La Conférence d'algésiras et ses " non-dits "

Il aurait été plus normal que la Conférence soit tenue à Tanger, comme le proposait le Makhzen et le voulait aussi l'Allemagne, mais face à l'opposition de la France, il a fallu penser à un autre lieu, ce qui aboutit au choix d'Algésiras, après que la France et l'Allemagne eussent demandé à l'Espagne si elle acceptait que la réunion se tienne dans cette cité andalouse. La réponse ayant été affirmative, les représentants des deux pays se rendirent à Fès pour rédiger les lettres d'invitation à soumettre au gouvernement chérifien avec un résumé du programme de la Conférence.

Le 14 janvier 1906 le gouvernement espagnol mit à la disposition des délégués étrangers un train spécial depuis Madrid, dans lequel voyageaient également le Ministre d'Etat, duc d'Almodovar del Rio, le délégué plénipotentiaire, Juan Pérez Caballero, et les fonctionnaires du Ministère d'Etat nommé par décret royal. Les plénipotentiaires de Russie et d'Angleterre étaient déjà partis et celui des Etats Unis d'Amérique, Ambassadeur de son pays en Italie, rejoignit directement Algésiras depuis Naples à bord d'un navire nord-américain. Les plénipotentiaires accrédités à Tanger qui devaient participer à la Conférence rejoignirent directement Algésiras depuis le dit port. Le train spécial arriva le jour suivant, le 15, à Algésiras, où l'attendait, accompagnée des interprètes, la délégation marocaine arrivée la veille. Les délégués étaient tous logés à l'Hôtel Maria Cristina, tandis que la Conférence devait se tenir au siège de la municipalité ; la session inaugurale eut lieu le 16 janvier à trois heures de l'après-midi.

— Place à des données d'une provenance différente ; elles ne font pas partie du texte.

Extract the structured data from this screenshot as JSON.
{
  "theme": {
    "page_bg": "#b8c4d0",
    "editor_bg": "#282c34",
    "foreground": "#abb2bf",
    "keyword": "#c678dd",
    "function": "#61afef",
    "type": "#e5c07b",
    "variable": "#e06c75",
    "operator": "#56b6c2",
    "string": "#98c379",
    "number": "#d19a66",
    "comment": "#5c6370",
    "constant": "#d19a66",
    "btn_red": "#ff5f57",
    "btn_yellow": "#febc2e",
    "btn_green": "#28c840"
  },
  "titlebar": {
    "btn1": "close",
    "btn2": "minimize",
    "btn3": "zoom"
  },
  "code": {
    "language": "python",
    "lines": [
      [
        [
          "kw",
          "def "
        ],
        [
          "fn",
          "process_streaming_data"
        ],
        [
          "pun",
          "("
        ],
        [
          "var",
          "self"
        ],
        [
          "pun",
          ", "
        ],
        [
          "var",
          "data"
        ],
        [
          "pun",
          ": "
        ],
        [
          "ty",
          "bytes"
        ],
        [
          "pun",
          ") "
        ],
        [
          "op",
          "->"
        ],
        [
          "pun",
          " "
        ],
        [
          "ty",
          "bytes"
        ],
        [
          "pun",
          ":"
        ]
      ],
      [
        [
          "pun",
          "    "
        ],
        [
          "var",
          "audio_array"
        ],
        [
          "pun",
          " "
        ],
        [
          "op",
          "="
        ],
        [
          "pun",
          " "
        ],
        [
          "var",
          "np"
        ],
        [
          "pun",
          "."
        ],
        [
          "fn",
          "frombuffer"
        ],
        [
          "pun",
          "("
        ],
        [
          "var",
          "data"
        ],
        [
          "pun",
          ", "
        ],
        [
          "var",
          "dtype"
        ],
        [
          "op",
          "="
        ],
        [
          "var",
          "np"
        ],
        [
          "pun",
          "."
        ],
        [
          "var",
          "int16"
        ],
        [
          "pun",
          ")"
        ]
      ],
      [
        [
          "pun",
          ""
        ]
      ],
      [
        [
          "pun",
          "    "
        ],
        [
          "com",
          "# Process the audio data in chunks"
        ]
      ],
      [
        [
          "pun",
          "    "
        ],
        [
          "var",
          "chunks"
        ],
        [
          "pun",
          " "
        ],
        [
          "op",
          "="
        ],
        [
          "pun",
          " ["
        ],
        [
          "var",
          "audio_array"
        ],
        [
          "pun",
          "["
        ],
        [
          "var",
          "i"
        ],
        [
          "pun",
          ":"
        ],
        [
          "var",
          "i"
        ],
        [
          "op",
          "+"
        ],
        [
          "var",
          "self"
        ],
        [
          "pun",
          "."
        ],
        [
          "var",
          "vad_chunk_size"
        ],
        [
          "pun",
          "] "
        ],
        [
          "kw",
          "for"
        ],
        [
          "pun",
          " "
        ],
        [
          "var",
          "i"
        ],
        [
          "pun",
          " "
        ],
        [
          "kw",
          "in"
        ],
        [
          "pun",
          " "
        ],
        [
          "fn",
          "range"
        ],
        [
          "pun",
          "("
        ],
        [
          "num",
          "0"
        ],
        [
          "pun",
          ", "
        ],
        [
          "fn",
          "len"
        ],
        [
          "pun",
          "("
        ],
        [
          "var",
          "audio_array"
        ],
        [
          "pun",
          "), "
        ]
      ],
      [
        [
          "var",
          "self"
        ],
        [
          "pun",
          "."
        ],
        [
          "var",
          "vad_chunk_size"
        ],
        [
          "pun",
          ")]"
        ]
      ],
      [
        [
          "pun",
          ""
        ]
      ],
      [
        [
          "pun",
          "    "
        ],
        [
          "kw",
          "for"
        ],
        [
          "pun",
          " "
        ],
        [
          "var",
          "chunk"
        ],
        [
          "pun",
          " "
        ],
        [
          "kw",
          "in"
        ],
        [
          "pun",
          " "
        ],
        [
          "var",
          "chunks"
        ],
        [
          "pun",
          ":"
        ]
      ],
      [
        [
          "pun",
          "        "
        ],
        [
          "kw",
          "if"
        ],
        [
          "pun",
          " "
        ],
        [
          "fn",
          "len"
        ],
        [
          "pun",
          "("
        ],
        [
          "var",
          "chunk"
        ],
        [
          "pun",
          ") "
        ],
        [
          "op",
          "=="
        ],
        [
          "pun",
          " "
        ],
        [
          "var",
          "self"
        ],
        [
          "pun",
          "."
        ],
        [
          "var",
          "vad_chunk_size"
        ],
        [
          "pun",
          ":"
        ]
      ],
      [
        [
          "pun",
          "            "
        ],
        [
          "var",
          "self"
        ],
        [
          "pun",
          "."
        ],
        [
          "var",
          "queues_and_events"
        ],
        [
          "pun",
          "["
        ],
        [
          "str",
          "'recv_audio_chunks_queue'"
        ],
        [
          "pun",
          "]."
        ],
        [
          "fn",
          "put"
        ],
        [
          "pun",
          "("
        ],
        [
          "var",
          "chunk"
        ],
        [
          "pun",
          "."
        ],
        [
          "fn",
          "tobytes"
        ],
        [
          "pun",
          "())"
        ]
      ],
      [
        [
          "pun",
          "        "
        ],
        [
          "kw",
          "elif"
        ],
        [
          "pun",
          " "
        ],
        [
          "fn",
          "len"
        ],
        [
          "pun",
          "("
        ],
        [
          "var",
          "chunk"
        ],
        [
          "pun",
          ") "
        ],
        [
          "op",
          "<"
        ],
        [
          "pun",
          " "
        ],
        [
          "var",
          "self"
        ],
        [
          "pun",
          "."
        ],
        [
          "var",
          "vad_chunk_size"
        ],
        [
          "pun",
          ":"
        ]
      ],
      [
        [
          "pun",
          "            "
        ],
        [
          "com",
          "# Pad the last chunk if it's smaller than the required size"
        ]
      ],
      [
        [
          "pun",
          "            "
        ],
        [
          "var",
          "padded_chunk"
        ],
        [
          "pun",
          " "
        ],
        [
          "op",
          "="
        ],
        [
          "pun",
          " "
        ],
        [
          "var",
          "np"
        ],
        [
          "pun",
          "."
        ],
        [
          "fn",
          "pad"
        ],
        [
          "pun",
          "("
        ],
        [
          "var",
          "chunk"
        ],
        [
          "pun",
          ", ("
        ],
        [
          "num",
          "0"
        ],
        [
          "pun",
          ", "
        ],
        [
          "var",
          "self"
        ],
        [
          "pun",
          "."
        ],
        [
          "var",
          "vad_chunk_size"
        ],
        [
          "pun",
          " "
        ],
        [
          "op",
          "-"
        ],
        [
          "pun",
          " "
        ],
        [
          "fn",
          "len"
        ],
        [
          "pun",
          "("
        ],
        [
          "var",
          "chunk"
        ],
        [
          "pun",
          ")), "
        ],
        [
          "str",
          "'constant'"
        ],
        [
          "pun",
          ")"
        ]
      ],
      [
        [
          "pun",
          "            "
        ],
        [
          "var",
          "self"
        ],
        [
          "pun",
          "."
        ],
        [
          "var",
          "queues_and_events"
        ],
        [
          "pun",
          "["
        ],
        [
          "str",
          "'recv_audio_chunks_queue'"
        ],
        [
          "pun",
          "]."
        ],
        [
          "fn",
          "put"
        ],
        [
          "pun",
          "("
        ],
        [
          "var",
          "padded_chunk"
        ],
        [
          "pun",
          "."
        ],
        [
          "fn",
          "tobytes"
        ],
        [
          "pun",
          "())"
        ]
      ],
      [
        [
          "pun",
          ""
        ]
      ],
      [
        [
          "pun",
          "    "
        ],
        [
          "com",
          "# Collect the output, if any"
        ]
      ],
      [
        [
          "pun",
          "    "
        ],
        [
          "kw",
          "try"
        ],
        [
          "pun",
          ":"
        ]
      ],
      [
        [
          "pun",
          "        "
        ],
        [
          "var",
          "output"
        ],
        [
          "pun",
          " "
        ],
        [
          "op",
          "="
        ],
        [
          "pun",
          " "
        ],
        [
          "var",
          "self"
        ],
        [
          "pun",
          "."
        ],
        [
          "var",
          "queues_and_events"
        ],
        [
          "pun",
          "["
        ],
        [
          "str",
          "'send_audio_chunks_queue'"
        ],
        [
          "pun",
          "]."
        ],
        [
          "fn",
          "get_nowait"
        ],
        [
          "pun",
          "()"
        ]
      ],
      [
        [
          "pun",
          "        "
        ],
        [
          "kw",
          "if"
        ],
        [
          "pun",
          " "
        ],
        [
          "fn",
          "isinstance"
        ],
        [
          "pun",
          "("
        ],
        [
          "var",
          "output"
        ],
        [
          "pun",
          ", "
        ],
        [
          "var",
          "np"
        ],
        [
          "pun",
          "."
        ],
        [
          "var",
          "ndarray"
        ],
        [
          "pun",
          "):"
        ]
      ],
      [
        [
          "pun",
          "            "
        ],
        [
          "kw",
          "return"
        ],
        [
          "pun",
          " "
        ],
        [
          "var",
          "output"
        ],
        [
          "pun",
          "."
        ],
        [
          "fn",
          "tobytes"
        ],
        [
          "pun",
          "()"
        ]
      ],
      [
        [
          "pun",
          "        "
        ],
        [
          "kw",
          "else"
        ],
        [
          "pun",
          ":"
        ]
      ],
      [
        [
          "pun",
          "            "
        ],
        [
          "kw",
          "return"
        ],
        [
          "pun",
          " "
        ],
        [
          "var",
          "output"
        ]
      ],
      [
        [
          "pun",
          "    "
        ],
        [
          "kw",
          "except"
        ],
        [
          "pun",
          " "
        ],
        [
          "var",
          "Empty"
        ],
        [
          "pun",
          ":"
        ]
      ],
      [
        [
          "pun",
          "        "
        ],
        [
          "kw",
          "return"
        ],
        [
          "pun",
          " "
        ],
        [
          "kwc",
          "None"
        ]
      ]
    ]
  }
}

Depuis l'ouverture de la conférence de nombreuses réunions bilatérales se tenaient en privé. C'est ainsi que le premier délégué du Sultan, Hajj Mohamed ben LArbi Torres, présenta au Ministre d'Etat espagnol le projet de discours qu'il avait préparé pour la session inaugurale et dont Almodovar del Rio rendit compte au délégué de la France, Paul Révoil, Ambassadeur alors de son pays en Suisse, ainsi qu'aux représentants d'Allemagne, Joseph Radowitz, Ambassadeur de son pays en Espagne, et de celui de l'Italie, le marquis Visconti-Venosta. Révoil ne lui plaisait guère que le discours du délégué du Sultan fasse référence à la supposée affirmation de Saint-René Taillandier selon laquelle, à l'occasion de sa mission à Fès durant les mois de janvier, février et mars 1905, il agissait non seulement au nom de la France, mais aussi en représentation d'autres puissances.
Le délégué français considérait que c'était-là un point de divergence entre Paris et Berlin et que le fait d'en débattre pourrait éloigner les positions et rendre difficile toute entente. Par ailleurs, il releva également l'inconvenance de solliciter une définition de la souveraineté du Sultan et de l'intégrité de son territoire.

Le délégué allemand, Radowitz, admit que les réactions des délégués marocains pourraient être inopportunes, à la suite de quoi ce fut de nouveau Almodovar del Rio qui fut chargé de demander aux délégués marocains de reporter jusqu'à une autre session la lecture du document qu'ils avaient préparé.
En même temps, Tattenbach, le délégué en second allemand, à qui les Espagnols avaient confié la tâche de convaincre les Marocains de supprimer de leur discours toute allusion concernant la qualité de mandataire de l'Europe dont était supposé s'être prévalu Saint-René Taillandier à Fès, mais sans réussir à les convaincre au sujet de la forme qui devait s'entendre par souveraineté du Sultan et intégrité de l'Empire chérifien.

Il faut dire que Tattenbach n'était peut-être pas la personne la mieux indiquée pour convaincre les Marocains sur ce point, alors que lui-même ne voyait pas de raison empêchant que ces derniers fassent les déclarations qu'ils souhaitent ; Almodovar del Rio comme son second Pérez Caballero expliquèrent que cela pouvait embrouiller les choses et, au lieu de renforcer la position du Sultan, l'affaiblirait vis-à-vis de ses sujets.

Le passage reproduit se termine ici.